De todos modos, es indudable que este proceso nos ofrece una oportunidad privilegiada no solo para reivindicar el diálogo, el debate razonado y la tolerancia al disenso político, sino también para robustecer nuestras instancias de mediación política, según hemos insistido en las líneas anteriores. Faltan varios meses para saber con certeza si la Convención estará o no a la altura de esta tarea. Puede decirse que el 15 de noviembre de 2019 los dirigentes políticos lo estuvieron, pero ni antes ni después ha sido esa la tónica. Lo cierto es que Chile está recorriendo un camino largo, complejo e ingrato por muchos momentos, y que el destino de este itinerario dependerá de los convencionales, pero también de la opinión pública llamada a fiscalizarlos; de los ciudadanos comprometidos con su democracia.
¿Se logrará, en suma, canalizar la crisis por la vía institucional, o más bien continuaremos la revuelta por otros medios? Dependiendo cómo termine respondiéndose esta pregunta se cumplirá (o no) el sueño de quienes aspiran a una “constitución nacida en democracia”.

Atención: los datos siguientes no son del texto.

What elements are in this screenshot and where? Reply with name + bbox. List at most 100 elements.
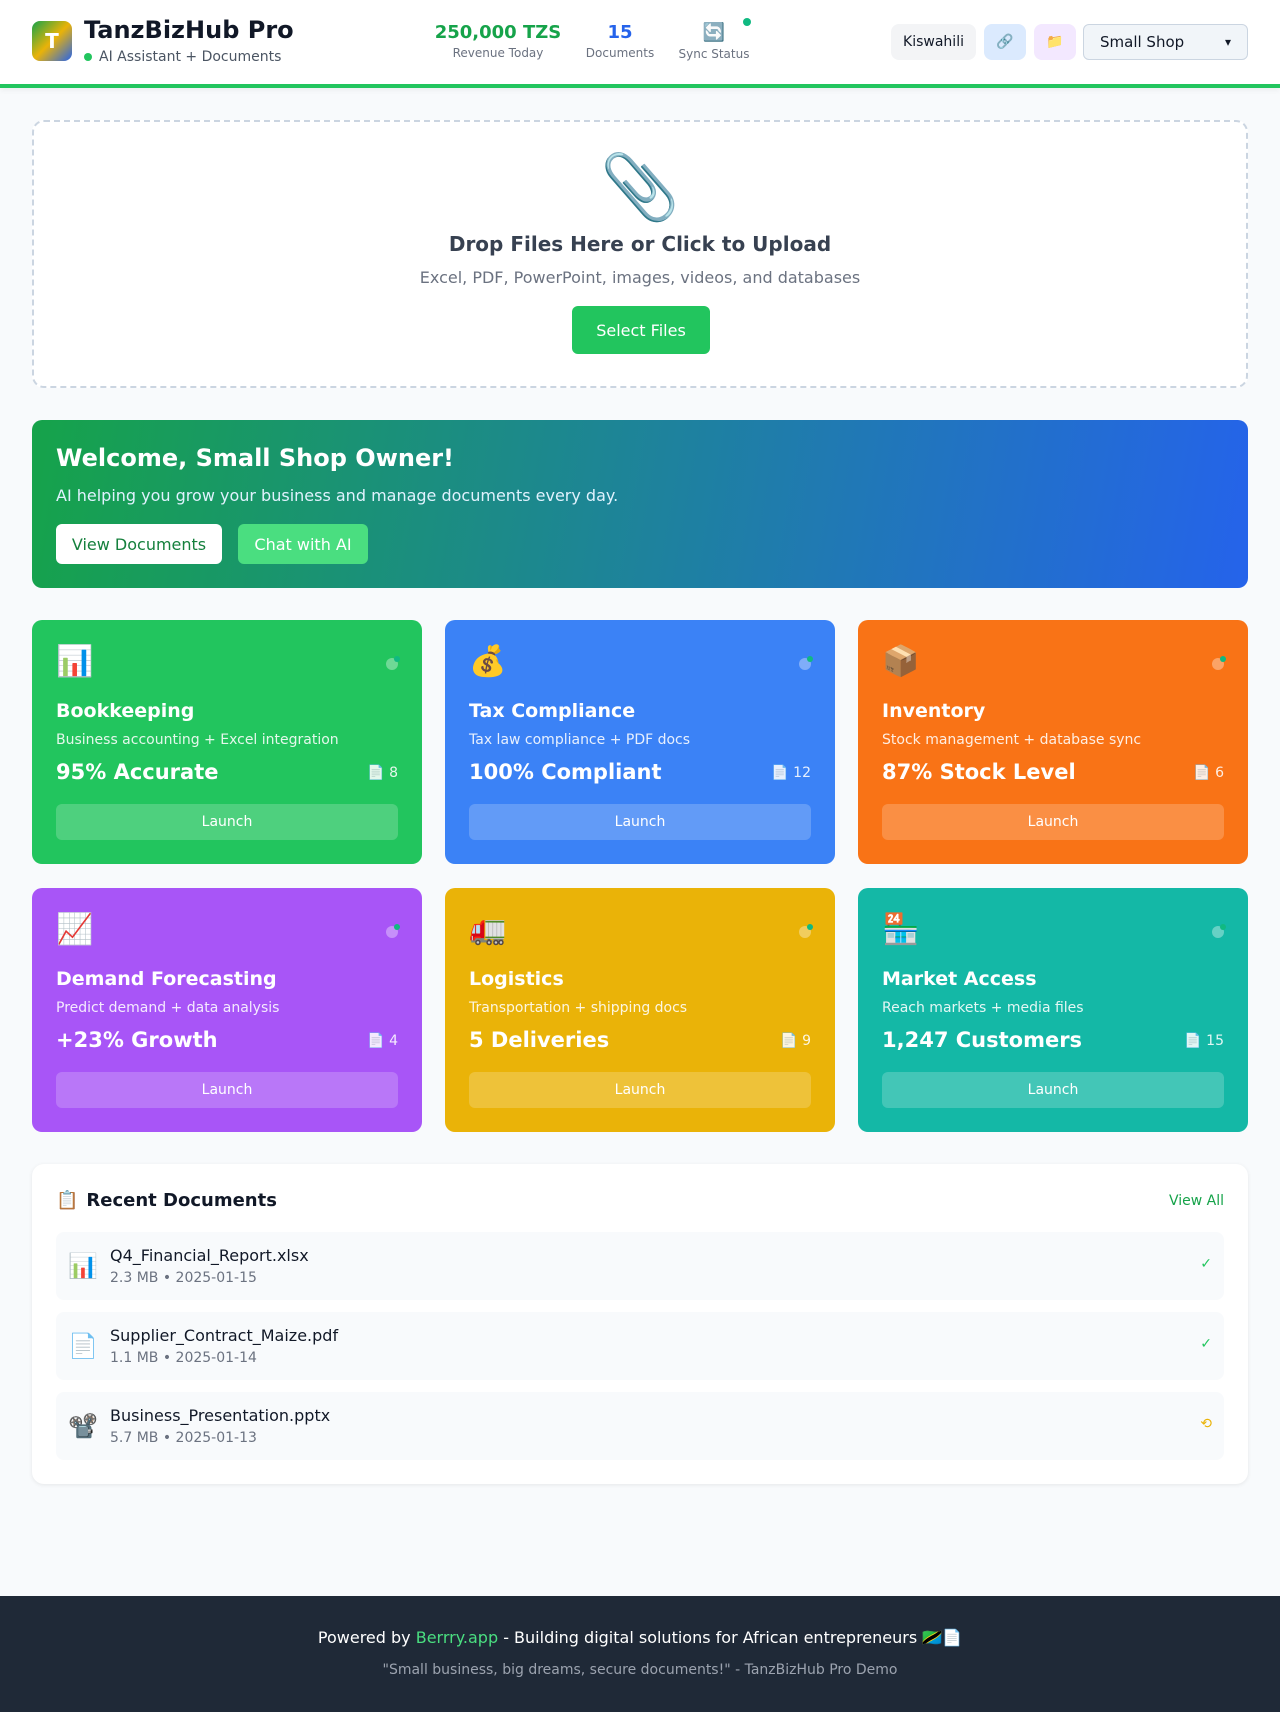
document-name: Business_Presentation.pptx	[110, 1406, 331, 1425]
language-button[interactable]: Kiswahili	[891, 24, 976, 60]
document-row[interactable]: 📊 Q4_Financial_Report.xlsx 2.3 MB • 2025…	[56, 1232, 1224, 1300]
card-status-dot	[1212, 924, 1226, 938]
app-header: T TanzBizHub Pro AI Assistant + Document…	[0, 0, 1280, 88]
app-title: TanzBizHub Pro	[84, 16, 294, 44]
berrry-link[interactable]: Berrry.app	[416, 1628, 498, 1647]
money-bag-icon: 💰	[469, 644, 507, 679]
trend-chart-icon: 📈	[56, 912, 94, 947]
footer-credit: Powered by Berrry.app - Building digital…	[0, 1628, 1280, 1647]
folder-button[interactable]: 📁	[1034, 24, 1076, 60]
footer-suffix: - Building digital solutions for African…	[498, 1628, 963, 1647]
launch-market-access-button[interactable]: Launch	[882, 1072, 1224, 1108]
card-metric: 87% Stock Level	[882, 760, 1076, 784]
syncing-icon: ⟲	[1200, 1416, 1212, 1432]
card-title: Bookkeeping	[56, 700, 195, 722]
document-row[interactable]: 📽️ Business_Presentation.pptx 5.7 MB • 2…	[56, 1392, 1224, 1460]
folder-icon: 📁	[1046, 34, 1064, 50]
upload-description: Excel, PDF, PowerPoint, images, videos, …	[419, 268, 861, 287]
document-icon: 📄	[68, 1332, 98, 1360]
card-description: Reach markets + media files	[882, 1000, 1084, 1016]
card-metric: 100% Compliant	[469, 760, 662, 784]
card-doc-count: 📄 8	[367, 765, 398, 781]
app-subtitle-text: AI Assistant + Documents	[99, 49, 282, 65]
welcome-banner: Welcome, Small Shop Owner! AI helping yo…	[32, 420, 1248, 588]
truck-icon: 🚛	[469, 912, 507, 947]
revenue-stat: 250,000 TZS Revenue Today	[430, 22, 566, 60]
check-icon: ✓	[1200, 1256, 1212, 1272]
card-description: Tax law compliance + PDF docs	[469, 732, 691, 748]
footer-prefix: Powered by	[317, 1628, 416, 1647]
select-files-button[interactable]: Select Files	[572, 306, 710, 354]
clipboard-icon: 📋	[56, 1190, 79, 1211]
card-bookkeeping: 📊 Bookkeeping Business accounting + Exce…	[32, 620, 422, 864]
launch-demand-forecasting-button[interactable]: Launch	[56, 1072, 398, 1108]
card-doc-count: 📄 4	[367, 1033, 398, 1049]
document-meta: 5.7 MB • 2025-01-13	[110, 1430, 257, 1446]
document-row[interactable]: 📄 Supplier_Contract_Maize.pdf 1.1 MB • 2…	[56, 1312, 1224, 1380]
recent-documents-heading: 📋 Recent Documents	[56, 1190, 277, 1211]
card-status-dot	[799, 924, 813, 938]
card-description: Transportation + shipping docs	[469, 1000, 688, 1016]
document-meta: 1.1 MB • 2025-01-14	[110, 1350, 257, 1366]
sync-status-dot	[743, 18, 751, 26]
check-icon: ✓	[1200, 1336, 1212, 1352]
chevron-down-icon: ▾	[1224, 35, 1231, 49]
revenue-value: 250,000 TZS	[434, 22, 562, 43]
documents-stat: 15 Documents	[580, 22, 660, 60]
business-type-select[interactable]: Small Shop ▾	[1083, 24, 1248, 60]
chat-with-ai-button[interactable]: Chat with AI	[238, 524, 368, 564]
sync-label: Sync Status	[678, 47, 750, 61]
online-status-dot	[84, 53, 92, 61]
card-logistics: 🚛 Logistics Transportation + shipping do…	[445, 888, 835, 1132]
card-status-dot	[386, 924, 400, 938]
card-metric: 95% Accurate	[56, 760, 219, 784]
page-footer: Powered by Berrry.app - Building digital…	[0, 1596, 1280, 1712]
launch-bookkeeping-button[interactable]: Launch	[56, 804, 398, 840]
welcome-title: Welcome, Small Shop Owner!	[56, 444, 455, 472]
card-title: Market Access	[882, 968, 1037, 990]
launch-logistics-button[interactable]: Launch	[469, 1072, 811, 1108]
app-logo: T	[32, 21, 72, 61]
card-tax-compliance: 💰 Tax Compliance Tax law compliance + PD…	[445, 620, 835, 864]
card-metric: +23% Growth	[56, 1028, 218, 1052]
view-documents-button[interactable]: View Documents	[56, 524, 222, 564]
card-title: Demand Forecasting	[56, 968, 277, 990]
sync-icon: 🔄	[702, 22, 726, 43]
document-name: Supplier_Contract_Maize.pdf	[110, 1326, 339, 1345]
documents-count: 15	[607, 22, 633, 43]
card-title: Logistics	[469, 968, 564, 990]
card-metric: 1,247 Customers	[882, 1028, 1083, 1052]
upload-title: Drop Files Here or Click to Upload	[448, 232, 832, 256]
launch-tax-compliance-button[interactable]: Launch	[469, 804, 811, 840]
card-doc-count: 📄 6	[1193, 765, 1224, 781]
card-doc-count: 📄 12	[771, 765, 811, 781]
footer-quote: "Small business, big dreams, secure docu…	[382, 1662, 898, 1678]
card-status-dot	[799, 656, 813, 670]
document-meta: 2.3 MB • 2025-01-15	[110, 1270, 257, 1286]
card-title: Inventory	[882, 700, 986, 722]
spreadsheet-icon: 📊	[68, 1252, 98, 1280]
business-type-value: Small Shop	[1100, 33, 1185, 51]
card-doc-count: 📄 15	[1184, 1033, 1224, 1049]
revenue-label: Revenue Today	[452, 46, 544, 60]
link-button[interactable]: 🔗	[984, 24, 1026, 60]
card-title: Tax Compliance	[469, 700, 636, 722]
projector-icon: 📽️	[68, 1412, 98, 1440]
card-doc-count: 📄 9	[780, 1033, 811, 1049]
launch-inventory-button[interactable]: Launch	[882, 804, 1224, 840]
document-name: Q4_Financial_Report.xlsx	[110, 1246, 309, 1265]
card-description: Stock management + database sync	[882, 732, 1142, 748]
view-all-link[interactable]: View All	[1169, 1193, 1224, 1209]
recent-documents-title: Recent Documents	[86, 1190, 277, 1211]
package-icon: 📦	[882, 644, 920, 679]
app-subtitle: AI Assistant + Documents	[84, 49, 281, 65]
card-status-dot	[1212, 656, 1226, 670]
sync-stat: 🔄 Sync Status	[672, 22, 756, 61]
file-drop-zone[interactable]: 📎 Drop Files Here or Click to Upload Exc…	[32, 120, 1248, 388]
link-icon: 🔗	[996, 34, 1014, 50]
card-status-dot	[386, 656, 400, 670]
store-icon: 🏪	[882, 912, 920, 947]
card-demand-forecasting: 📈 Demand Forecasting Predict demand + da…	[32, 888, 422, 1132]
bar-chart-icon: 📊	[56, 644, 94, 679]
card-metric: 5 Deliveries	[469, 1028, 610, 1052]
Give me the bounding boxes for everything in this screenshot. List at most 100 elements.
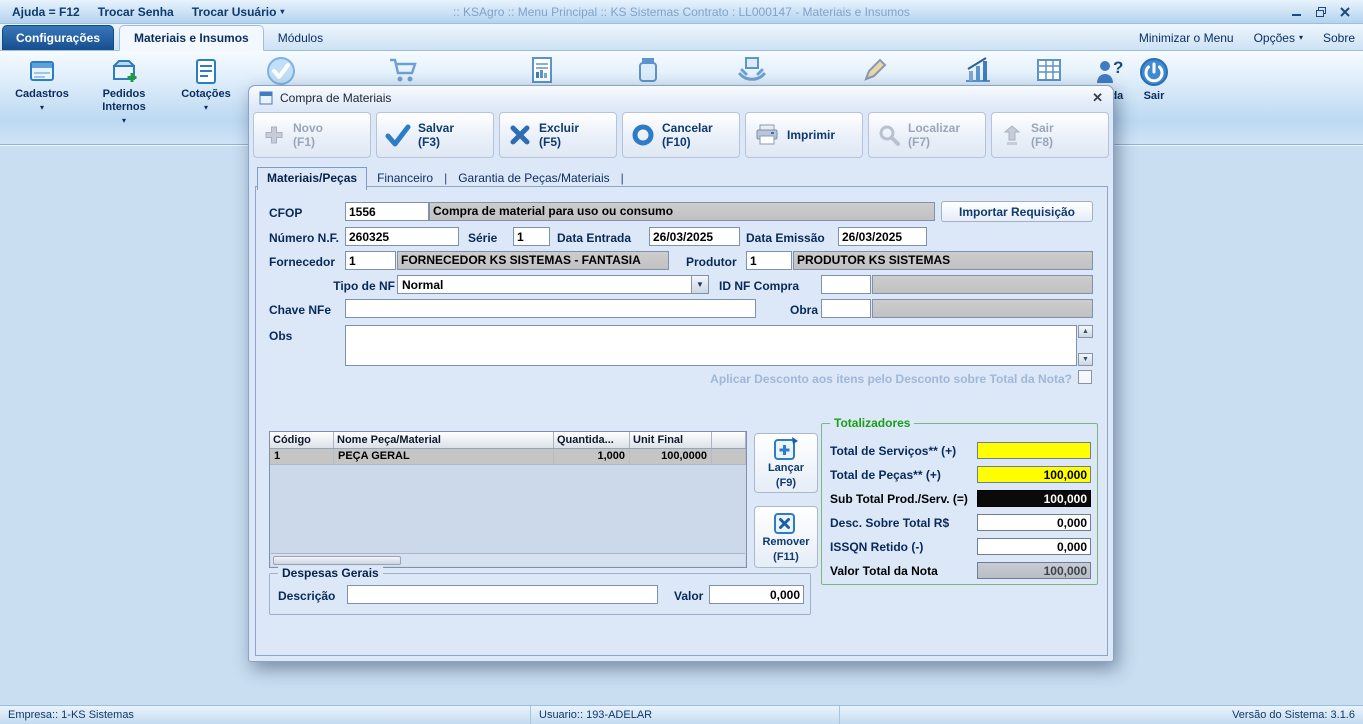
grid-header-codigo[interactable]: Código xyxy=(270,432,334,448)
sobre-link[interactable]: Sobre xyxy=(1323,31,1355,45)
excluir-button[interactable]: Excluir(F5) xyxy=(499,112,617,158)
magnifier-icon xyxy=(877,123,901,147)
localizar-button[interactable]: Localizar(F7) xyxy=(868,112,986,158)
tab-garantia[interactable]: Garantia de Peças/Materiais xyxy=(448,168,619,190)
cotacoes-icon xyxy=(191,56,221,86)
numero-nf-input[interactable] xyxy=(345,227,459,246)
restore-icon[interactable] xyxy=(1315,6,1327,18)
tab-configuracoes[interactable]: Configurações xyxy=(2,25,114,50)
aplicar-desconto-checkbox[interactable] xyxy=(1078,370,1092,384)
cell-codigo: 1 xyxy=(270,449,334,464)
ribbon-item-sair[interactable]: Sair xyxy=(1128,56,1180,103)
lancar-button[interactable]: Lançar (F9) xyxy=(754,433,818,493)
sair-dialog-button[interactable]: Sair(F8) xyxy=(991,112,1109,158)
dropdown-arrow-icon[interactable]: ▼ xyxy=(691,276,708,293)
report-icon[interactable] xyxy=(529,55,557,85)
dialog-titlebar[interactable]: Compra de Materiais ✕ xyxy=(249,86,1113,110)
chave-nfe-input[interactable] xyxy=(345,299,756,318)
total-pecas-row: Total de Peças** (+) 100,000 xyxy=(830,466,1091,484)
obs-label: Obs xyxy=(269,329,292,343)
descricao-label: Descrição xyxy=(278,589,335,603)
close-icon[interactable] xyxy=(1339,6,1351,18)
totalizadores-groupbox: Totalizadores Total de Serviços** (+) To… xyxy=(821,423,1098,585)
tools-icon[interactable] xyxy=(860,55,890,85)
menu-trocar-usuario-label: Trocar Usuário xyxy=(192,5,277,19)
dialog-title: Compra de Materiais xyxy=(280,91,391,105)
minimize-icon[interactable] xyxy=(1291,6,1303,18)
obra-input[interactable] xyxy=(821,299,871,318)
id-nf-compra-label: ID NF Compra xyxy=(719,279,799,293)
ribbon-item-pedidos-internos[interactable]: Pedidos Internos ▾ xyxy=(84,56,164,125)
cell-nome: PEÇA GERAL xyxy=(334,449,554,464)
cfop-input[interactable] xyxy=(345,202,429,221)
opcoes-menu[interactable]: Opções▾ xyxy=(1254,31,1303,45)
grid-header-unit-final[interactable]: Unit Final xyxy=(630,432,712,448)
descricao-input[interactable] xyxy=(347,585,658,604)
salvar-button[interactable]: Salvar(F3) xyxy=(376,112,494,158)
valor-input[interactable] xyxy=(709,585,804,604)
dialog-form-icon xyxy=(259,91,273,105)
receiving-hands-icon[interactable] xyxy=(736,55,768,85)
chart-icon[interactable] xyxy=(962,55,992,85)
printer-icon xyxy=(754,123,780,147)
dialog-close-icon[interactable]: ✕ xyxy=(1092,90,1103,106)
scroll-down-icon[interactable]: ▼ xyxy=(1078,353,1093,366)
ribbon-item-cadastros[interactable]: Cadastros ▾ xyxy=(2,56,82,112)
power-icon xyxy=(1138,56,1170,88)
imprimir-button[interactable]: Imprimir xyxy=(745,112,863,158)
id-nf-compra-desc-field xyxy=(872,275,1093,294)
stop-circle-icon xyxy=(631,123,655,147)
data-entrada-input[interactable] xyxy=(649,227,740,246)
menu-trocar-usuario[interactable]: Trocar Usuário ▾ xyxy=(184,2,293,22)
tipo-nf-select[interactable]: Normal ▼ xyxy=(397,275,709,294)
tab-financeiro[interactable]: Financeiro xyxy=(367,168,443,190)
tab-modulos[interactable]: Módulos xyxy=(264,26,337,50)
ribbon-item-cotacoes[interactable]: Cotações ▾ xyxy=(166,56,246,112)
scroll-up-icon[interactable]: ▲ xyxy=(1078,325,1093,338)
tab-materiais-pecas[interactable]: Materiais/Peças xyxy=(257,167,367,190)
data-emissao-input[interactable] xyxy=(838,227,927,246)
issqn-label: ISSQN Retido (-) xyxy=(830,540,923,554)
grid-hscrollbar[interactable] xyxy=(271,553,745,566)
menu-trocar-senha[interactable]: Trocar Senha xyxy=(90,2,182,22)
itens-grid: Código Nome Peça/Material Quantida... Un… xyxy=(269,431,747,568)
stock-jar-icon[interactable] xyxy=(635,55,661,85)
produtor-code-input[interactable] xyxy=(746,251,792,270)
shopping-cart-icon[interactable] xyxy=(387,55,419,85)
cfop-label: CFOP xyxy=(269,206,302,220)
grid-header-nome[interactable]: Nome Peça/Material xyxy=(334,432,554,448)
main-tab-bar: Configurações Materiais e Insumos Módulo… xyxy=(0,24,1363,51)
obs-textarea[interactable] xyxy=(345,325,1077,366)
total-servicos-row: Total de Serviços** (+) xyxy=(830,442,1091,460)
remover-button[interactable]: Remover (F11) xyxy=(754,506,818,568)
spreadsheet-icon[interactable] xyxy=(1034,55,1064,85)
cell-unit-final: 100,0000 xyxy=(630,449,712,464)
novo-button[interactable]: Novo(F1) xyxy=(253,112,371,158)
cell-quantidade: 1,000 xyxy=(554,449,630,464)
issqn-row: ISSQN Retido (-) 0,000 xyxy=(830,538,1091,556)
serie-input[interactable] xyxy=(513,227,550,246)
minimizar-menu-link[interactable]: Minimizar o Menu xyxy=(1139,31,1234,45)
add-item-icon xyxy=(773,435,799,461)
desconto-total-input[interactable]: 0,000 xyxy=(977,514,1091,531)
exit-arrow-icon xyxy=(1000,123,1024,147)
issqn-input[interactable]: 0,000 xyxy=(977,538,1091,555)
importar-requisicao-button[interactable]: Importar Requisição xyxy=(941,201,1093,222)
grid-hscrollbar-thumb[interactable] xyxy=(273,556,401,565)
fornecedor-code-input[interactable] xyxy=(345,251,396,270)
valor-total-value: 100,000 xyxy=(977,562,1091,579)
subtotal-label: Sub Total Prod./Serv. (=) xyxy=(830,492,968,506)
approval-check-icon[interactable] xyxy=(265,55,297,87)
svg-text:?: ? xyxy=(1113,58,1123,77)
status-usuario: Usuario:: 193-ADELAR xyxy=(531,706,840,724)
caret-down-icon: ▾ xyxy=(1299,34,1303,42)
grid-header-quantidade[interactable]: Quantida... xyxy=(554,432,630,448)
pedidos-internos-icon xyxy=(109,56,139,86)
menu-ajuda-f12[interactable]: Ajuda = F12 xyxy=(4,2,88,22)
titlebar-menu: Ajuda = F12 Trocar Senha Trocar Usuário … xyxy=(0,2,292,22)
aplicar-desconto-label: Aplicar Desconto aos itens pelo Desconto… xyxy=(499,372,1072,386)
cancelar-button[interactable]: Cancelar(F10) xyxy=(622,112,740,158)
grid-row[interactable]: 1 PEÇA GERAL 1,000 100,0000 xyxy=(270,449,746,465)
id-nf-compra-input[interactable] xyxy=(821,275,871,294)
tab-materiais-insumos[interactable]: Materiais e Insumos xyxy=(119,25,264,51)
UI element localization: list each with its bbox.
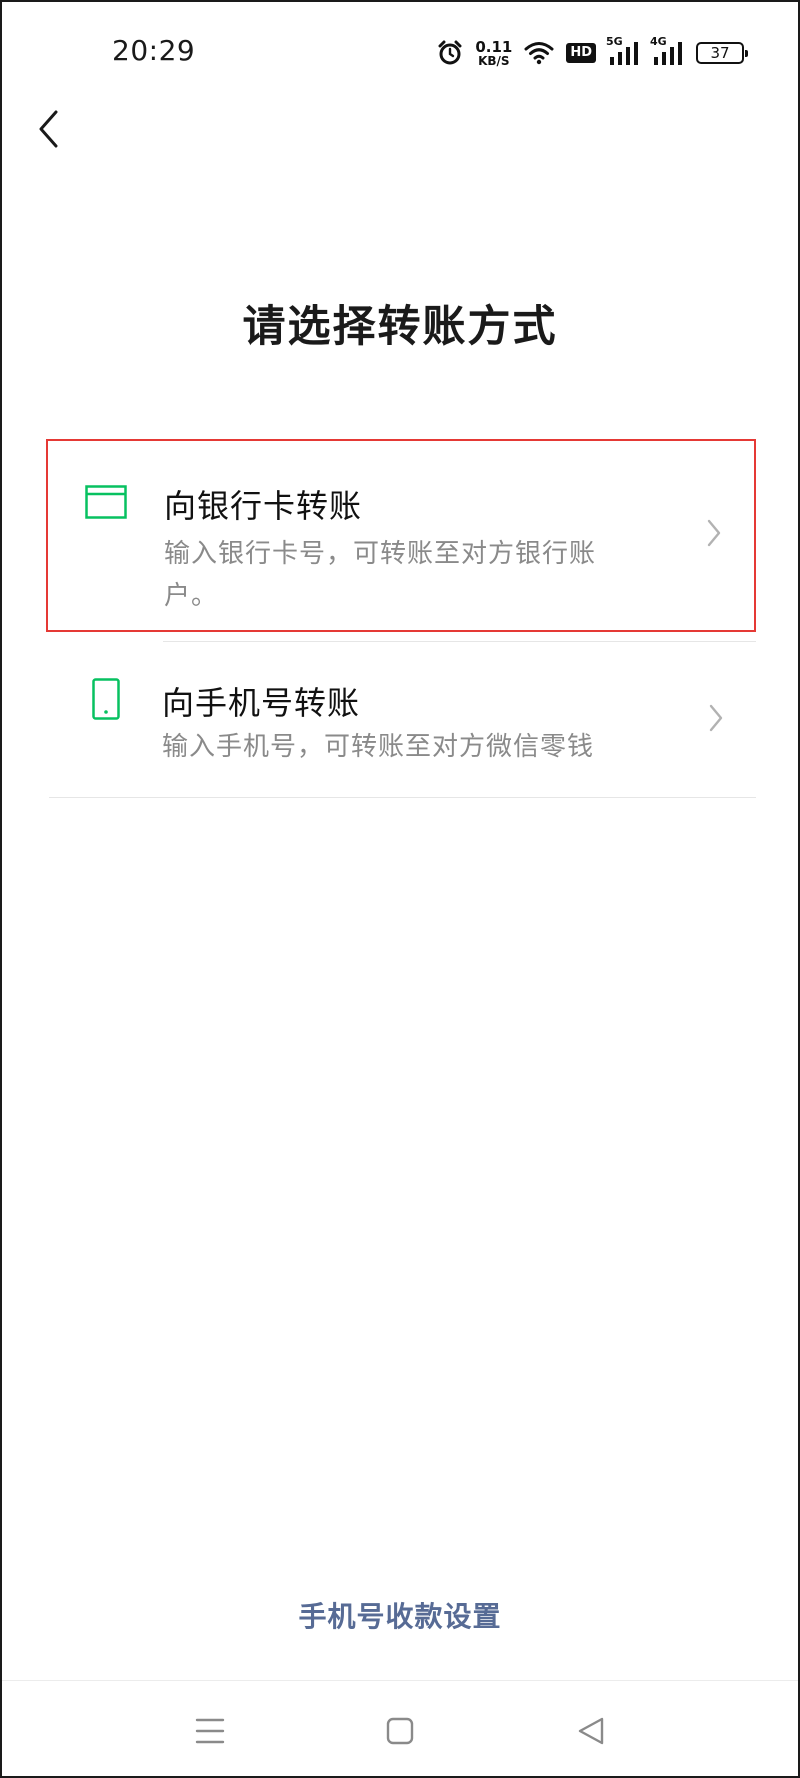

Claudio Alvarado Rojas es abogado y magíster en derecho por la Pontificia Universidad Católica de Chile, donde es profesor de derecho constitucional. Actualmente estudia un doctorado en filosofía en la Universidad de los Andes (Chile) y ahí también es docente en el magíster de estudios políticos. Es, además, director ejecutivo del IES y autor del reciente libro Tensión constituyente: Estado, gobierno y derechos para el Chile postransición (IES, 2021).